Die Zustimmung als Veto

KI-Satire: Im Parlament wird ein Antrag mit Zugestimmt gestempelt, während zwei Politiker denselben Antrag erschrocken in einen Aktenvernichter schieben
KI-Satire

Die Brandmauer hat ein neues Problem: den Inhalt.

Das BSW will nach der Landtagswahl in Sachsen-Anhalt einen Machtwechsel ermöglichen – ausdrücklich auch mit Stimmen der AfD. Nach einem Papier, über das WELT unter Berufung auf Bild berichtet, nennt die Partei dafür konkrete Vorhaben: mehr Lehrer und längeres gemeinsames Lernen, ein Landespflegegeld, mindestens 7.000 Polizisten bis 2028, billigere Gas- und Öllieferungen aus Russland sowie die Kündigung des Medienstaatsvertrags und einen Neustart des öffentlich-rechtlichen Rundfunks.

Über jedes dieser Vorhaben lässt sich streiten. Genau dafür gibt es ein Parlament.

Die Brandmauer verschiebt jedoch die Frage. Entscheidend ist nicht mehr nur, ob ein Antrag sinnvoll, finanzierbar und rechtmäßig ist. Entscheidend wird, wer ihm ebenfalls zustimmen könnte. Unterstützt die AfD ein Vorhaben, soll diese Zustimmung bereits genügen, um das Vorhaben selbst verdächtig zu machen.

Damit erhält die AfD eine Macht, die ihr keine Geschäftsordnung verleiht: ein Veto durch Zustimmung.

Sie muss einen Antrag nicht verhindern. Sie muss nur ankündigen, ihn zu unterstützen. Parteien, die jede gemeinsame Mehrheit ausschließen, stehen dann vor der Wahl, entweder den eigenen Inhalt aufzugeben oder sich den Vorwurf der Zusammenarbeit einzuhandeln.

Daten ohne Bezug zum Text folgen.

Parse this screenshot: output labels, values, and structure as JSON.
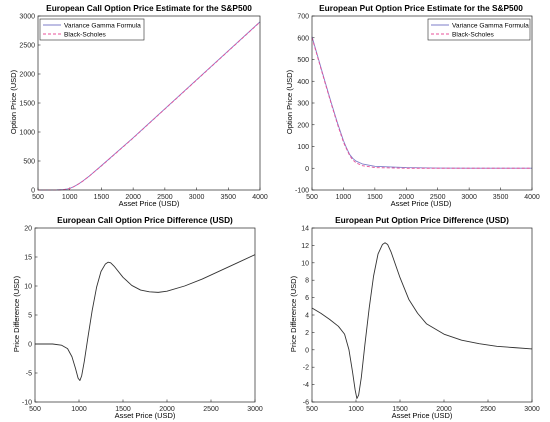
{
  "chart_data": [
    {
      "type": "line",
      "title": "European Call Option Price Estimate for the S&P500",
      "xlabel": "Asset Price (USD)",
      "ylabel": "Option Price (USD)",
      "xlim": [
        500,
        4000
      ],
      "ylim": [
        0,
        3000
      ],
      "xticks": [
        500,
        1000,
        1500,
        2000,
        2500,
        3000,
        3500,
        4000
      ],
      "yticks": [
        0,
        500,
        1000,
        1500,
        2000,
        2500,
        3000
      ],
      "legend": "top-left",
      "series": [
        {
          "name": "Variance Gamma Formula",
          "color": "#7e7ec8",
          "dash": "solid",
          "x": [
            500,
            800,
            900,
            950,
            1000,
            1050,
            1100,
            1150,
            1200,
            1300,
            1500,
            2000,
            2500,
            3000,
            3500,
            4000
          ],
          "y": [
            0,
            2,
            8,
            15,
            28,
            50,
            80,
            113,
            150,
            232,
            420,
            900,
            1400,
            1900,
            2400,
            2900
          ]
        },
        {
          "name": "Black-Scholes",
          "color": "#e8509a",
          "dash": "dashed",
          "x": [
            500,
            800,
            900,
            950,
            1000,
            1050,
            1100,
            1150,
            1200,
            1300,
            1500,
            2000,
            2500,
            3000,
            3500,
            4000
          ],
          "y": [
            0,
            1,
            5,
            12,
            25,
            50,
            78,
            112,
            147,
            232,
            415,
            895,
            1395,
            1895,
            2395,
            2895
          ]
        }
      ]
    },
    {
      "type": "line",
      "title": "European Put Option Price Estimate for the S&P500",
      "xlabel": "Asset Price (USD)",
      "ylabel": "Option Price (USD)",
      "xlim": [
        500,
        4000
      ],
      "ylim": [
        -100,
        700
      ],
      "xticks": [
        500,
        1000,
        1500,
        2000,
        2500,
        3000,
        3500,
        4000
      ],
      "yticks": [
        -100,
        0,
        100,
        200,
        300,
        400,
        500,
        600,
        700
      ],
      "legend": "top-right",
      "series": [
        {
          "name": "Variance Gamma Formula",
          "color": "#7e7ec8",
          "dash": "solid",
          "x": [
            500,
            600,
            700,
            800,
            900,
            1000,
            1050,
            1100,
            1150,
            1200,
            1300,
            1500,
            2000,
            2500,
            3000,
            3500,
            4000
          ],
          "y": [
            605,
            505,
            405,
            307,
            213,
            127,
            93,
            63,
            45,
            33,
            20,
            9,
            3,
            1,
            0.5,
            0.3,
            0.2
          ]
        },
        {
          "name": "Black-Scholes",
          "color": "#e8509a",
          "dash": "dashed",
          "x": [
            500,
            600,
            700,
            800,
            900,
            1000,
            1050,
            1100,
            1150,
            1200,
            1300,
            1500,
            2000,
            2500,
            3000,
            3500,
            4000
          ],
          "y": [
            600,
            500,
            400,
            302,
            207,
            120,
            88,
            58,
            38,
            25,
            12,
            3,
            0,
            0,
            0,
            0,
            0
          ]
        }
      ]
    },
    {
      "type": "line",
      "title": "European Call Option Price Difference (USD)",
      "xlabel": "Asset Price (USD)",
      "ylabel": "Price Difference (USD)",
      "xlim": [
        500,
        3000
      ],
      "ylim": [
        -10,
        20
      ],
      "xticks": [
        500,
        1000,
        1500,
        2000,
        2500,
        3000
      ],
      "yticks": [
        -10,
        -5,
        0,
        5,
        10,
        15,
        20
      ],
      "series": [
        {
          "color": "#333333",
          "x": [
            500,
            700,
            800,
            870,
            920,
            960,
            990,
            1010,
            1030,
            1060,
            1100,
            1150,
            1200,
            1250,
            1300,
            1330,
            1360,
            1400,
            1500,
            1600,
            1700,
            1800,
            1900,
            2000,
            2200,
            2400,
            2600,
            2800,
            3000
          ],
          "y": [
            0,
            0,
            -0.2,
            -0.8,
            -2.2,
            -4.2,
            -5.9,
            -6.3,
            -5.5,
            -3,
            1,
            5.8,
            9.8,
            12.5,
            13.8,
            14.1,
            14,
            13.4,
            11.5,
            10.1,
            9.3,
            9.0,
            8.9,
            9.1,
            10,
            11.2,
            12.6,
            14,
            15.4
          ]
        }
      ]
    },
    {
      "type": "line",
      "title": "European Put Option Price Difference (USD)",
      "xlabel": "Asset Price (USD)",
      "ylabel": "Price Difference (USD)",
      "xlim": [
        500,
        3000
      ],
      "ylim": [
        -6,
        14
      ],
      "xticks": [
        500,
        1000,
        1500,
        2000,
        2500,
        3000
      ],
      "yticks": [
        -6,
        -4,
        -2,
        0,
        2,
        4,
        6,
        8,
        10,
        12,
        14
      ],
      "series": [
        {
          "color": "#333333",
          "x": [
            500,
            600,
            700,
            800,
            870,
            920,
            960,
            990,
            1010,
            1030,
            1060,
            1100,
            1150,
            1200,
            1250,
            1300,
            1330,
            1360,
            1400,
            1500,
            1600,
            1700,
            1800,
            2000,
            2200,
            2400,
            2600,
            2800,
            3000
          ],
          "y": [
            4.8,
            4.2,
            3.5,
            2.7,
            1.8,
            0,
            -2.5,
            -4.6,
            -5.6,
            -5.2,
            -3.2,
            0.5,
            4.8,
            8.5,
            11.0,
            12.1,
            12.3,
            12.1,
            11.2,
            8.3,
            5.8,
            4.2,
            3.0,
            1.8,
            1.1,
            0.7,
            0.4,
            0.25,
            0.1
          ]
        }
      ]
    }
  ]
}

Natürlich ist das BSW-Papier keine neutrale Übung in Sachpolitik. Die Partei liegt in Umfragen um die vier Prozent und präsentiert sich kurz vor der Wahl als Mehrheitsbeschafferin. Das ist Machtstrategie. Es beantwortet aber nicht die Sachfrage: Warum sollte ein zusätzlicher Polizist, ein Pflegegeld oder eine Rundfunkreform dadurch falsch werden, dass auch die AfD dafür stimmt?

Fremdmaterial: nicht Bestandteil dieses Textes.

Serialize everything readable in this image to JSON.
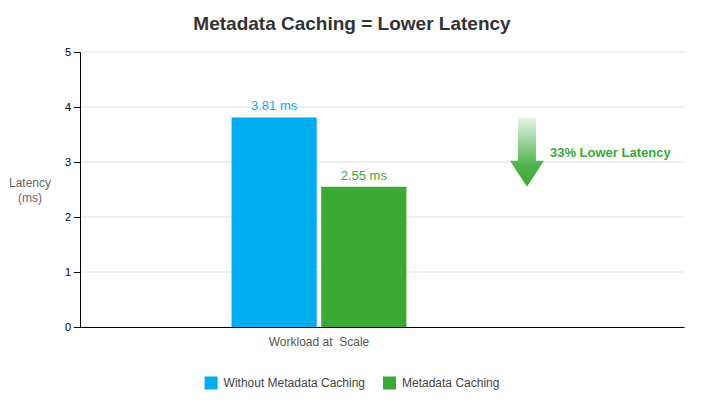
{
  "chart_data": {
    "type": "bar",
    "title": "Metadata Caching = Lower Latency",
    "categories": [
      "Workload at  Scale"
    ],
    "series": [
      {
        "name": "Without Metadata Caching",
        "color": "#00AEEF",
        "values": [
          3.81
        ],
        "value_labels": [
          "3.81 ms"
        ]
      },
      {
        "name": "Metadata Caching",
        "color": "#3AAA35",
        "values": [
          2.55
        ],
        "value_labels": [
          "2.55 ms"
        ]
      }
    ],
    "ylabel": "Latency\n(ms)",
    "ylim": [
      0,
      5
    ],
    "yticks": [
      0,
      1,
      2,
      3,
      4,
      5
    ],
    "grid": true,
    "legend": "bottom",
    "data_labels": true,
    "annotations": [
      {
        "text": "33% Lower Latency",
        "color": "#3AAA35"
      }
    ]
  }
}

Eine Koalition ist eine dauerhafte politische Bindung. Eine Mehrheit für einen einzelnen Antrag ist eine Entscheidung in der Sache. Wer beides gleichsetzt, schützt die Brandmauer, indem er das Parlament entkernt.

Die AfD müsste dann nicht einmal regieren, um Vorhaben anderer Parteien zu Fall zu bringen. Es genügte, ihnen zuzustimmen.

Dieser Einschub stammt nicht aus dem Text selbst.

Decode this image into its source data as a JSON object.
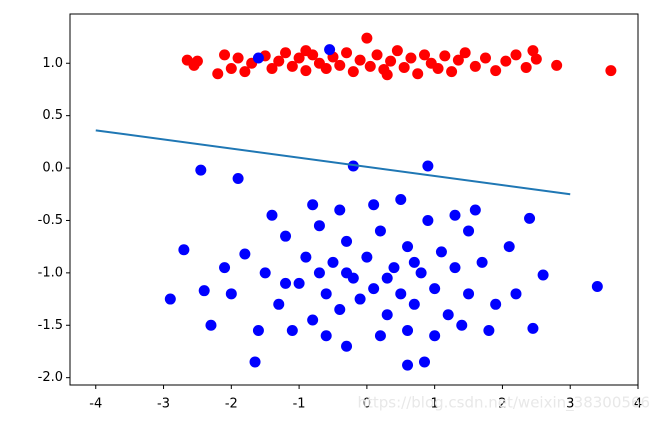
{
  "chart_data": {
    "type": "scatter",
    "watermark": "https://blog.csdn.net/weixin_38300566",
    "xlim": [
      -4.38,
      4.0
    ],
    "ylim": [
      -2.07,
      1.47
    ],
    "xticks": [
      -4,
      -3,
      -2,
      -1,
      0,
      1,
      2,
      3,
      4
    ],
    "yticks": [
      {
        "value": -2.0,
        "label": "-2.0"
      },
      {
        "value": -1.5,
        "label": "-1.5"
      },
      {
        "value": -1.0,
        "label": "-1.0"
      },
      {
        "value": -0.5,
        "label": "-0.5"
      },
      {
        "value": 0.0,
        "label": "0.0"
      },
      {
        "value": 0.5,
        "label": "0.5"
      },
      {
        "value": 1.0,
        "label": "1.0"
      }
    ],
    "series": [
      {
        "color": "#ff0000",
        "x": [
          -2.65,
          -2.55,
          -2.5,
          -2.2,
          -2.1,
          -2.0,
          -1.9,
          -1.8,
          -1.7,
          -1.5,
          -1.4,
          -1.3,
          -1.2,
          -1.1,
          -1.0,
          -0.9,
          -0.8,
          -0.7,
          -0.6,
          -0.5,
          -0.4,
          -0.3,
          -0.2,
          -0.1,
          0.0,
          0.05,
          0.15,
          0.25,
          0.35,
          0.45,
          0.55,
          0.65,
          0.75,
          0.85,
          0.95,
          1.05,
          1.15,
          1.25,
          1.35,
          1.45,
          1.6,
          1.75,
          1.9,
          2.05,
          2.2,
          2.35,
          2.5,
          2.45,
          2.8,
          3.6,
          0.3,
          -0.9
        ],
        "y": [
          1.03,
          0.98,
          1.02,
          0.9,
          1.08,
          0.95,
          1.05,
          0.92,
          1.0,
          1.07,
          0.95,
          1.02,
          1.1,
          0.97,
          1.05,
          0.93,
          1.08,
          1.0,
          0.95,
          1.06,
          0.98,
          1.1,
          0.92,
          1.03,
          1.24,
          0.97,
          1.08,
          0.94,
          1.02,
          1.12,
          0.96,
          1.05,
          0.9,
          1.08,
          1.0,
          0.95,
          1.07,
          0.92,
          1.03,
          1.1,
          0.97,
          1.05,
          0.93,
          1.02,
          1.08,
          0.96,
          1.04,
          1.12,
          0.98,
          0.93,
          0.89,
          1.12
        ]
      },
      {
        "color": "#0000ff",
        "x": [
          -1.6,
          -0.55,
          0.9,
          -0.2,
          -2.45,
          -1.9,
          -2.9,
          -2.7,
          3.4,
          2.4,
          2.45,
          -1.65,
          0.6,
          0.85,
          -0.3,
          2.6,
          -2.4,
          -2.1,
          1.6,
          -1.8,
          -1.5,
          -1.3,
          -1.2,
          -1.0,
          -0.9,
          -0.8,
          -0.7,
          -0.6,
          -0.5,
          -0.4,
          -0.3,
          -0.2,
          -0.1,
          0.0,
          0.1,
          0.2,
          0.3,
          0.4,
          0.5,
          0.6,
          0.7,
          0.8,
          0.9,
          1.0,
          1.1,
          1.2,
          1.3,
          1.5,
          1.7,
          1.9,
          2.1,
          2.2,
          -2.0,
          -1.6,
          -1.1,
          -0.6,
          0.2,
          0.6,
          1.0,
          1.4,
          -0.8,
          0.1,
          0.5,
          -0.4,
          -1.4,
          1.3,
          -2.3,
          1.8,
          -0.3,
          0.3,
          -0.7,
          0.7,
          -1.2,
          1.5
        ],
        "y": [
          1.05,
          1.13,
          0.02,
          0.02,
          -0.02,
          -0.1,
          -1.25,
          -0.78,
          -1.13,
          -0.48,
          -1.53,
          -1.85,
          -1.88,
          -1.85,
          -1.7,
          -1.02,
          -1.17,
          -0.95,
          -0.4,
          -0.82,
          -1.0,
          -1.3,
          -0.65,
          -1.1,
          -0.85,
          -1.45,
          -0.55,
          -1.2,
          -0.9,
          -1.35,
          -0.7,
          -1.05,
          -1.25,
          -0.85,
          -1.15,
          -0.6,
          -1.4,
          -0.95,
          -1.2,
          -0.75,
          -1.3,
          -1.0,
          -0.5,
          -1.15,
          -0.8,
          -1.4,
          -0.95,
          -1.2,
          -0.9,
          -1.3,
          -0.75,
          -1.2,
          -1.2,
          -1.55,
          -1.55,
          -1.6,
          -1.6,
          -1.55,
          -1.6,
          -1.5,
          -0.35,
          -0.35,
          -0.3,
          -0.4,
          -0.45,
          -0.45,
          -1.5,
          -1.55,
          -1.0,
          -1.05,
          -1.0,
          -0.9,
          -1.1,
          -0.6
        ]
      }
    ],
    "line": {
      "color": "#1f77b4",
      "x": [
        -4,
        3
      ],
      "y": [
        0.36,
        -0.25
      ]
    }
  }
}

Weiterlesen: Die Brandmauer gegen 59 Prozent

Aus der RedaktionEine Brandmauer gegen Koalitionen kann man politisch begründen. Eine Brandmauer gegen wechselnde Mehrheiten macht aus dem Parlament ein Theater, in dem nicht mehr der Inhalt entscheidet, sondern die Sitzordnung.